Wednesday, October 26, 2011

Top 5 Product Names We Use Every Day

Quick--what do you put on a scraped knee?  Yeah, of course, an adhesive bandage.  That's what came to mind, right?  ...but if you thought of something else, "Band-Aid" for example, then check out my top 5 brand names that have slipped into the vernacular.

5: Q-Tip (cotton swab) - The cotton swab was invented by Leo Gerstenzang of Leo Gerstenzang Infant Novelty Company in 1923 when he stuck some cotton to the end of a toothpick (after seeing his wife do the same when cleaning, which really means she should be credited with the invention, but that's 1920s America for ya).  He marketed his product as "Baby Gays" and later "Q-Tips Baby Gays" ("Q" for "quality").  After early 1920s society's crazed infatuation with infant sexual preference passed [citation needed], he shortened the name to "Q-Tips."  Today, we use multiple brands of cotton swabs to clean our ears--against doctors' orders--and we call them all Q-Tips.

4: Xerox (photocopy) - Founded in 1906, The Haloid Photographic Company later changed its name to Xerox Corp. and began making copying machines.  We've been "xeroxing" documents ever since (on machines made by a wide variety of companies), much to Xerox Corp.'s dismay--"Xerox" is still a valid trademark, and the company fights vigilantly to keep it from becoming genericized.

3: Kleenex (facial tissue) - Kleenex was originally used as a face towel substitute (to remove makeup).  It was patented in 1924 by Cellucotton Products Company of Neenah as an "absorbent pad or sheet to remove cold cream."  A decade later it was marketed as a handkerchief substitute, ensuring that in ensuing decades, men would have no idea how to fold the square of fabric that comes with the rental tux on their wedding day.  The name is technically still a recognized trademark, but is on the verge of being genericized.

2: Escalator (moving staircase) - As early as 1859 and continuing through the 19th century, patents were issued on various types of moving staircases.  In 1900, Charles D. Seeberger registered the word "escalator" for a moving stairway, coining the word from verb "escalade" (using a ladder to climb a castle wall).  Otis Elevator Company bought Seeberger's trademark in 1910, and by 1921 developed (more or less) the modern escalator.  The trademark is officially genericized, and the only people who call escalators "moving staircases" are children whose parents haven't corrected them yet.

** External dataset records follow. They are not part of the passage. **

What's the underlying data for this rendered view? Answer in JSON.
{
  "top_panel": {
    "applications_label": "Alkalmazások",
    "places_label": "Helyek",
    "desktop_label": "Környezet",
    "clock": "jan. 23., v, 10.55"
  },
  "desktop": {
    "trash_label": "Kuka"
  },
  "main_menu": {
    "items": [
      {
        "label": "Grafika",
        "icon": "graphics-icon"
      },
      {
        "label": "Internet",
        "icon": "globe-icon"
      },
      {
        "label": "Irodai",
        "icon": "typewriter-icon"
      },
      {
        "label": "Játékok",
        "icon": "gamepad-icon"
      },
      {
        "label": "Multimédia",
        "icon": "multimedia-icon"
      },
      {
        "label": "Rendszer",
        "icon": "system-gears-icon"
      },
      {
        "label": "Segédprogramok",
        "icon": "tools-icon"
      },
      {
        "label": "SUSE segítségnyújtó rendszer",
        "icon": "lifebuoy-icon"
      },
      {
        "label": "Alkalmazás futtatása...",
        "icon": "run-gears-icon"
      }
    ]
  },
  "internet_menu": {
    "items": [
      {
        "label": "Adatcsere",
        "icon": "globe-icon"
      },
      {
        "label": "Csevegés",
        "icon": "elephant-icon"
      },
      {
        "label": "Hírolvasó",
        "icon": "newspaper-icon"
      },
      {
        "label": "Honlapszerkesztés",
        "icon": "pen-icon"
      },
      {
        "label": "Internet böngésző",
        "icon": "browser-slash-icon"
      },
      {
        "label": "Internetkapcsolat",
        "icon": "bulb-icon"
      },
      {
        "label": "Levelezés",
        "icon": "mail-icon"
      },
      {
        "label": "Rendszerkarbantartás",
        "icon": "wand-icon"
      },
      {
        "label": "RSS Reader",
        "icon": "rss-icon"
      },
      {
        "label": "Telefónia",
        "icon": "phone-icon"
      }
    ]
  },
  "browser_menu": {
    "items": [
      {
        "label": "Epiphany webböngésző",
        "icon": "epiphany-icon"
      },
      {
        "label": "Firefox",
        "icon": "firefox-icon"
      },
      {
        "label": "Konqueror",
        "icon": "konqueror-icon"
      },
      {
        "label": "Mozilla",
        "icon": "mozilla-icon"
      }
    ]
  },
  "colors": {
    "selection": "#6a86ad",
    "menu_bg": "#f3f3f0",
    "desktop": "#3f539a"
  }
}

1: Zipper (separable fastener) - The idea for the zipper has been around since the mid-1800s.  variously called "automatic, continuous clothing closures," "clasp lockers," and "Judson C-curity Fasteners," separable fasteners gained a toe-hold when B. F. Goodrich Company fastened the device to boots.  Zippers caught on and never looked back.  Today, all separable fasteners by any company are called zippers.  In fact, I'll bet you never encountered the term "separable fastener" before now.

Hope this was interesting (and you thought Atari games and comic book movies were nerdy topics).  Shout out to Steve, Bob, Jay, Rebecca, and Evan on episode 320 of the SGU podcast for inspiring this top 5 with their funny and random musings on the same topic.  Please leave your comments below, and don't forget to follow the blog, like it, Digg it, share it via FB and G+, Tweet it, etc. (there are just too many social media outlets).  


  1. This was a good one. You got me with #2.

  2. Two more modern additions: "Velcro" and "Google" (the verb, in lieu of "look up something on an internet search engine.")

    -Jim in LA

  3. I would have put band-aid as #1!
    -Karen melillo

  4. #1 made me think of velcro, too.

  5. I felt like since I had it in the intro, I couldn't use it as one of the 5, but yeah,

  6. I might add Jacuzzi and Scotch tape. But then it would be a top 7.